Believe it or not, the baby turns 3 today! And like with every three-year-old, there is a lot to watch out for.
Granted, when GDPR was born it was after a 2-year gestation (transition) period. What followed were many sleepless nights with the new baby when it was born on May 25, 2018; not to mention the sleepless nights in the run up to the birth. Some parents (organisations) were running around frantically trying to figure out what the heck was going on, few parents were over-prepared and some, well, some were coasting. We then hit the Terrible (Schrems) Two’s when tantrums prevailed (i.e. Privacy Shield held invalid) and we cut our first teeth (the first fines). And so, we find ourselves raising this rowdy toddler, who will no doubt create more life-altering changes when it hits teenage years! There is certainly more to follow…
All jokes aside, the privacy space has seen a lot of changes (ups and downs) in these last three years:
- Invalidation of Privacy Shield
- first fines and decisions against organisations that fail to comply
- new laws in other territories mirroring the obligations under GDPR
And it will continue to be interesting to work in this space:
- Will there be a Privacy Shield 2.0?
- What will the new Standard Contractual Clauses look like?

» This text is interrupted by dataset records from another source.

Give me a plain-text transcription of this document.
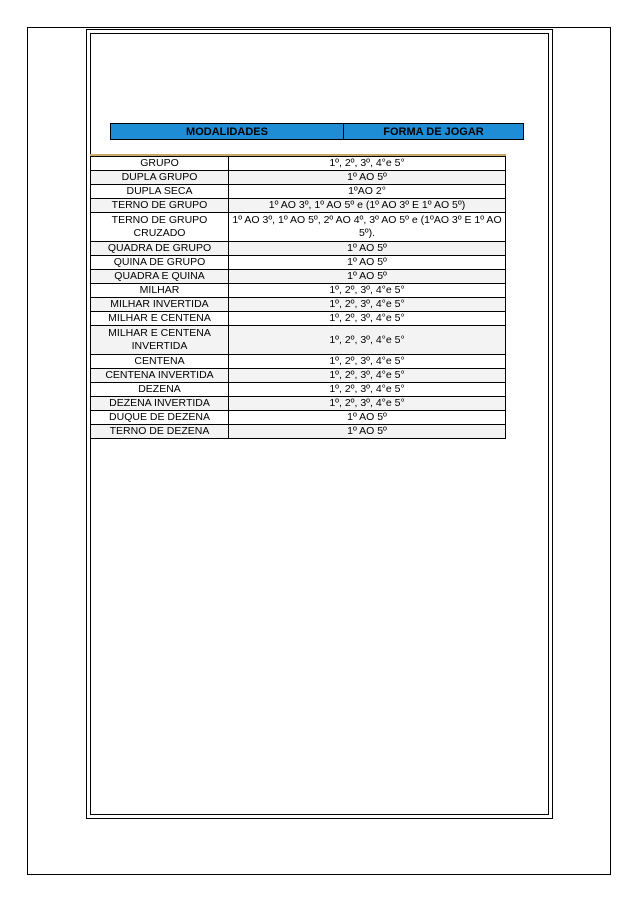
MODALIDADES	FORMA DE JOGAR
GRUPO	1º, 2º, 3º, 4°e 5°
DUPLA GRUPO	1º AO 5º
DUPLA SECA	1ºAO 2°
TERNO DE GRUPO	1º AO 3º, 1º AO 5º e (1º AO 3º E 1º AO 5º)
TERNO DE GRUPO CRUZADO	1º AO 3º, 1º AO 5º, 2º AO 4º, 3º AO 5º e (1ºAO 3º E 1º AO 5º).
QUADRA DE GRUPO	1º AO 5º
QUINA DE GRUPO	1º AO 5º
QUADRA E QUINA	1º AO 5º
MILHAR	1º, 2º, 3º, 4°e 5°
MILHAR INVERTIDA	1º, 2º, 3º, 4°e 5°
MILHAR E CENTENA	1º, 2º, 3º, 4°e 5°
MILHAR E CENTENA INVERTIDA	1º, 2º, 3º, 4°e 5°
CENTENA	1º, 2º, 3º, 4°e 5°
CENTENA INVERTIDA	1º, 2º, 3º, 4°e 5°
DEZENA	1º, 2º, 3º, 4°e 5°
DEZENA INVERTIDA	1º, 2º, 3º, 4°e 5°
DUQUE DE DEZENA	1º AO 5º
TERNO DE DEZENA	1º AO 5º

- How will Facebook react to the Irish High Court decision to block the transfer of data to the US?
- What will be the impact for other controllers and processors in the wake of the Irish decision to block Facebook’s transfers to the US?
- What will the Biden administration do in terms of a federal privacy law in the US?
- Will we see more adequacy decisions?
- What kind of certifications will be created and adopted for use?
- How will the first codes of conduct shape data processing and international data transfers (in particular)?
And so, as this toddler finds its feet in the world, there is only one thing we can do to wish it along: sing together “Happy Birthday, GDPR!!!”